Model One assumes that one should take immediate and primary responsibility for any change that is to take place in the life of a person or in the life of an organization. One changes things by doing it himself or herself, rather than by somehow convincing other people that they should implement it. The Model One practitioner is an administrator, an implementor, an activist. Typically, the Model One practitioner serves in the role(s) of expert, designer and/or controller. Usually, the Model One consultant is in the business of Level One Change—in large part because this practitioner has become part of the system that is being changed.

To begin use of a nautical analogy that shall be employed in describing all four models, the Model One practitioner plays the role of the captain of the ship. One of the primary responsibilities of the ship’s captain is to bring the ship safely to the entrance of the harbor. At this point, as we shall note below, the captain either gives up control to a tugboat captain (Model II) or a harbor pilot (Model III), or retains control, but seeks guidance from the signals emitted by the harbor lighthouse (Model IV).

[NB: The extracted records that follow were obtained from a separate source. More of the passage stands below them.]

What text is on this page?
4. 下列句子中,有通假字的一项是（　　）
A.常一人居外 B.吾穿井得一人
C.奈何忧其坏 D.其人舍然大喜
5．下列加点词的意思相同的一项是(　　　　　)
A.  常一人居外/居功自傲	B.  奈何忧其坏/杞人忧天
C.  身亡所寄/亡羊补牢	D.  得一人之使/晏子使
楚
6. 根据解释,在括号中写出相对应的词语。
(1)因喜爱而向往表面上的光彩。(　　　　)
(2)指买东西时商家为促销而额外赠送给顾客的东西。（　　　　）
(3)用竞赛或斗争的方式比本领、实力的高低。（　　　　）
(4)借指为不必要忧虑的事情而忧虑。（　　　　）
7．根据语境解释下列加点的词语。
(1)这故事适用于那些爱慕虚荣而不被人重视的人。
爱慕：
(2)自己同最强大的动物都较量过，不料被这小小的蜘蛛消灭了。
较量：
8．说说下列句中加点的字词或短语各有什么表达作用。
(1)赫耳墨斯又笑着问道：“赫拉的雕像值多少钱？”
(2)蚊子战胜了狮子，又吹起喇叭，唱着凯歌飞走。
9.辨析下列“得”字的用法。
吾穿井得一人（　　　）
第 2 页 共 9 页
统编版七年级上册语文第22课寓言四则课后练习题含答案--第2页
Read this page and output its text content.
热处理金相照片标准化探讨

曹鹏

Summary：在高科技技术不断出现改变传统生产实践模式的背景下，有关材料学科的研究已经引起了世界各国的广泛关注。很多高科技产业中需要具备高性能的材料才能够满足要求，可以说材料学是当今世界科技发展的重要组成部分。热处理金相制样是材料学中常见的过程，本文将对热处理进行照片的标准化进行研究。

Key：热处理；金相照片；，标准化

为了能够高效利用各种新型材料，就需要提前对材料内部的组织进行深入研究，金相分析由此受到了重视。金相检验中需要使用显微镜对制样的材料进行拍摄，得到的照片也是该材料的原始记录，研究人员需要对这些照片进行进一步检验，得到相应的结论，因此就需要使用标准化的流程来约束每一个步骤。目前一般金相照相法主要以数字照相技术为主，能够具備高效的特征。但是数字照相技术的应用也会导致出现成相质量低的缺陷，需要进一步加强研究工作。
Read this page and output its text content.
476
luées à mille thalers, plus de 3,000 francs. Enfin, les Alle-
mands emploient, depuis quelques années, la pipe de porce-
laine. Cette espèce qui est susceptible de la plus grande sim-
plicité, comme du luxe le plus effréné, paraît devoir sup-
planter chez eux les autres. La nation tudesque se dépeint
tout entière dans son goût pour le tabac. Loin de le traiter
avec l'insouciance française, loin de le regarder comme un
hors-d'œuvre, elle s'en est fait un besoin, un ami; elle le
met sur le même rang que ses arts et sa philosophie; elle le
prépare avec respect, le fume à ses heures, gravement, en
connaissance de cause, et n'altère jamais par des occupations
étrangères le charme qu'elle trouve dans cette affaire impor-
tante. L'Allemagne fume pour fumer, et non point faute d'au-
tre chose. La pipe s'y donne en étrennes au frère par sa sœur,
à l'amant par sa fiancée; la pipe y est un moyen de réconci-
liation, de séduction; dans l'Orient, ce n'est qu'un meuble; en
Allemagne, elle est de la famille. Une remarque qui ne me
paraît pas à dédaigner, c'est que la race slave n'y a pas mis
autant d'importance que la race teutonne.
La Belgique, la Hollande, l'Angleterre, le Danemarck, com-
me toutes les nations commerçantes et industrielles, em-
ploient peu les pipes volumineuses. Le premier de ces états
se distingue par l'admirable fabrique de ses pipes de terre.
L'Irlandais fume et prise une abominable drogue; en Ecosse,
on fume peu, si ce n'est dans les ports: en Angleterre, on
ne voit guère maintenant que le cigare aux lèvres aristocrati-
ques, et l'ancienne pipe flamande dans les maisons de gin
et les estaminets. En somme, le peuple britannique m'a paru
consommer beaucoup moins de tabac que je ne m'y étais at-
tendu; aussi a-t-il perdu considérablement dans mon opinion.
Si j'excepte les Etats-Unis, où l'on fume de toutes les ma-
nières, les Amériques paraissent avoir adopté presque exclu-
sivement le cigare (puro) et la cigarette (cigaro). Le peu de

Between harbors, the ship’s captain is in charge. As the captain of an organization or captain of one unit in an organization, the Model One practitioner uses position power or reward and punishment power in order to determine the direction of or guide the implementation of a specific change in the organization or in the life of a specific person. One who aspires to Model One effectiveness will seek to move into a position of power in the organization (such as Manager of Training and Development, Director of Personnel, or head of an operational unit in the organization). He or she may also attempt to influence or control rewards that are offered by the organization (e.g. becoming administrator of a professional growth fund in a college or becoming manager of an employee compensation or merit pay plan in a corporation). If one has neither position power nor the capacity to reward or punish other people in the organization, then Model One change is unlikely to occur as a result of one’s initiative.